Hexar AF reliability

  • No issues at all

    Votes: 39 41.9%
  • Had problems with shutter button

    Votes: 30 32.3%
  • Had other problems

    Votes: 9 9.7%
  • Fixed shutter problem by cleaning myself

    Votes: 22 23.7%
  • Yes, I would recommend the camera based on my experience

    Votes: 37 39.8%
  • No I would not recommend buying one based on my experience

    Votes: 3 3.2%

  • Total voters
    93
Mine died the same way also.

Could no longer be repaired even with jumping the circuit as described in the link above.
 
My Hexar AF has developed the sticky shutter problem. I understand how to fix it, but at my age I have what’s known as essential tremor, i.e., shaky hands, and so cannot do it myself. So, I’m looking for someone with experience who would be willing to do the repair, at whatever price seems agreeable. Any volunteers or referrals to folks who might do it much appreciated!
 
Fixing the shutter button if necessary is doable. And it's worth having to do it if it happens.

My encomium from nearly 8 years ago, in a thread entitled "Konica Hexar AF: Is this thing real?":

It almost is not real, or at least not believable. And the engineers at Konica who designed it are not quite merely human. Some choose to reject this camera on hearing of its top speed of 1/250s. Fools. It can be used in many flexible ways. If you shoot wide open indoors the LCD shows the shutter speed when you depress the shutter button. If you then walk into bright sun and leave it on f2, the next shutter press shows f11, not a shutter speed. That is code for: "Please excuse me but you have selected f2 on the aperture dial, and you are shooting 400 ISO film, which you have rated at 320, so we must stop down the lens and shoot at 1/250s. Sorry.
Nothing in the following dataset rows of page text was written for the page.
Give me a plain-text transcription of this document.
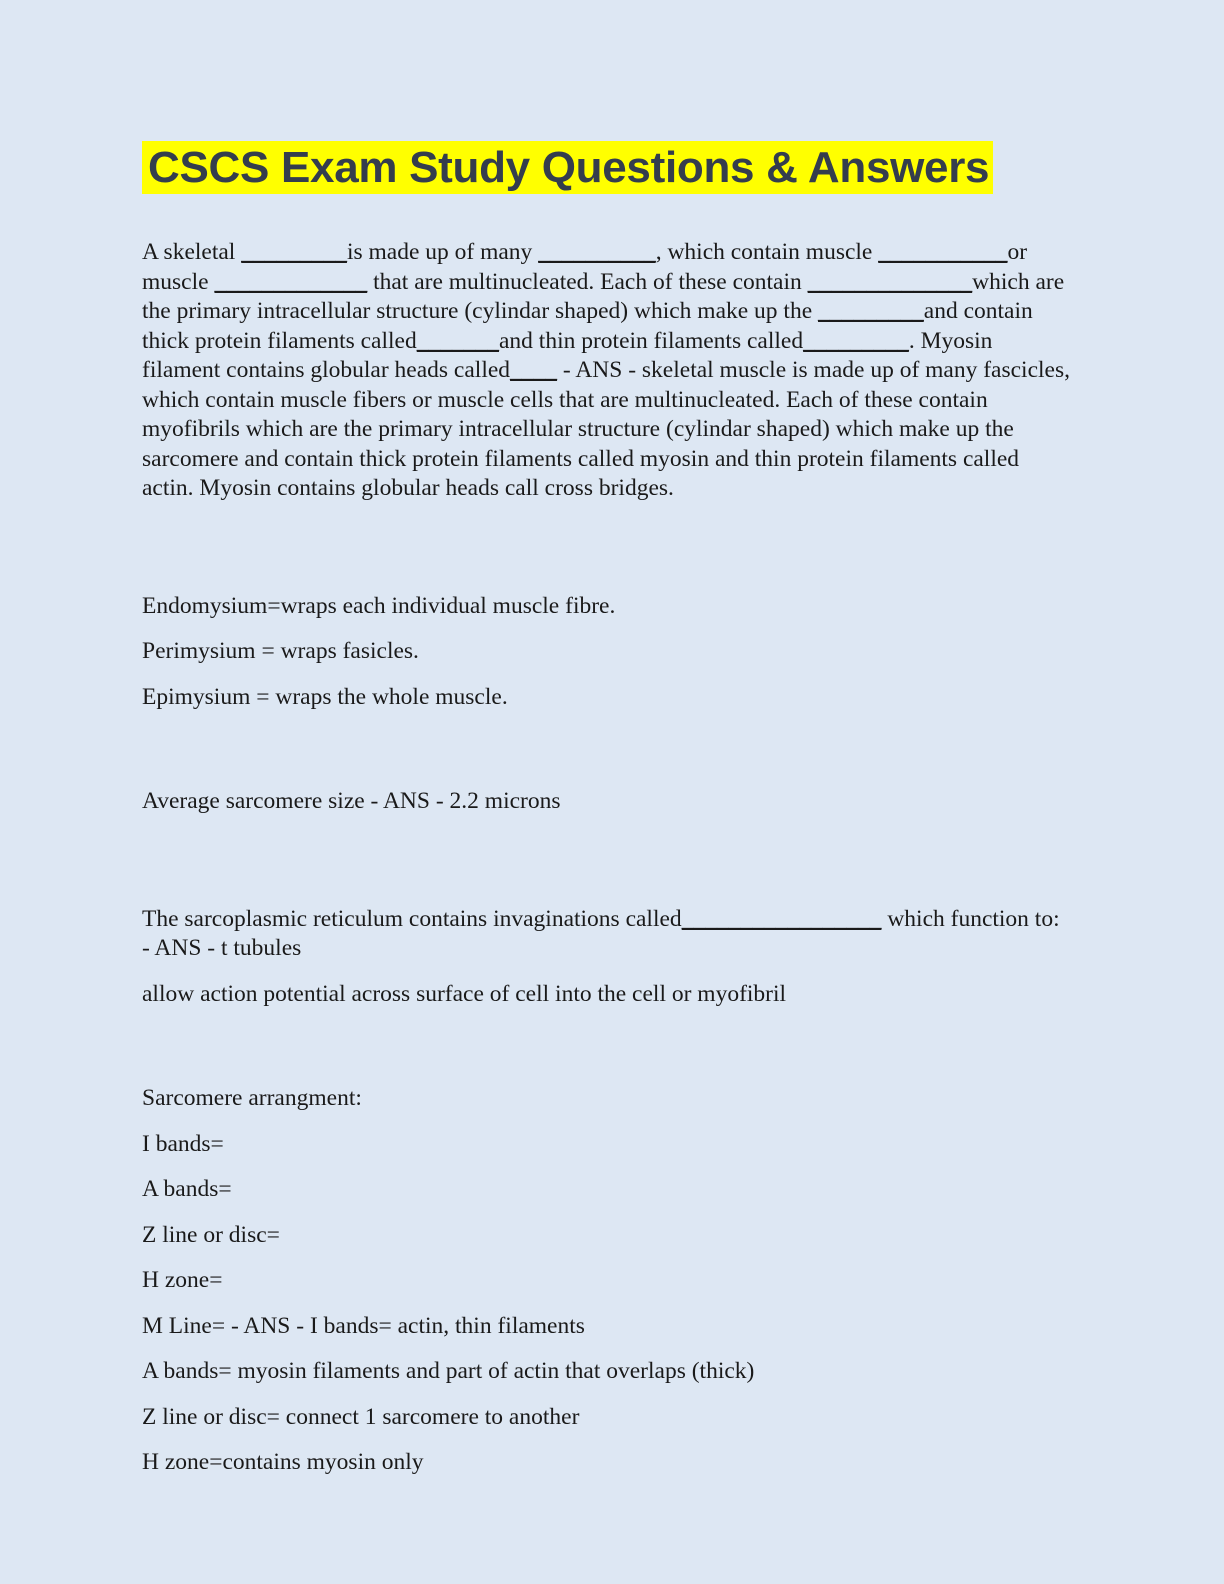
CSCS Exam Study Questions & Answers

A skeletal _________is made up of many __________, which contain muscle ___________or muscle _____________ that are multinucleated. Each of these contain ______________which are the primary intracellular structure (cylindar shaped) which make up the _________and contain thick protein filaments called_______and thin protein filaments called_________. Myosin filament contains globular heads called____ - ANS - skeletal muscle is made up of many fascicles, which contain muscle fibers or muscle cells that are multinucleated. Each of these contain myofibrils which are the primary intracellular structure (cylindar shaped) which make up the sarcomere and contain thick protein filaments called myosin and thin protein filaments called actin. Myosin contains globular heads call cross bridges.

Endomysium=wraps each individual muscle fibre.

Perimysium = wraps fasicles.

Epimysium = wraps the whole muscle.

Average sarcomere size - ANS - 2.2 microns

The sarcoplasmic reticulum contains invaginations called_________________ which function to: - ANS - t tubules

allow action potential across surface of cell into the cell or myofibril

Sarcomere arrangment:

I bands=

A bands=

Z line or disc=

H zone=

M Line= - ANS - I bands= actin, thin filaments

A bands= myosin filaments and part of actin that overlaps (thick)

Z line or disc= connect 1 sarcomere to another

H zone=contains myosin only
Hope it's OK with you." If in P mode you have set a minimum shuttter speed and you've selected f11, again the camera's ingenious software selects a wider aperture: "Sorry, but you may have forgotten your minimum selected shutter speed: we have had to open the aperture." I've already alluded to manual ISO selection, overriding the built in auto selection. Then there's the silent mode, where your subject can't hear the shutter or the advance. And neither can you. Then there's the fixed infinity focus selection, and the manual focus fixed distance, useful when getting the IR AF past relfective windows. And I still haven't got onto the offering at A mode.....And it's beautifully made. As a Leica M film user at the time I bought mine, from RFF classifieds, I was ready to enjoy the above benefits at the expense of a flimsier than Leica build standard, but I experienced no such thing.

I have the two sides of the Quick Reference instructions in my iPhone to check the less commonly used button combinations for all this cleverness.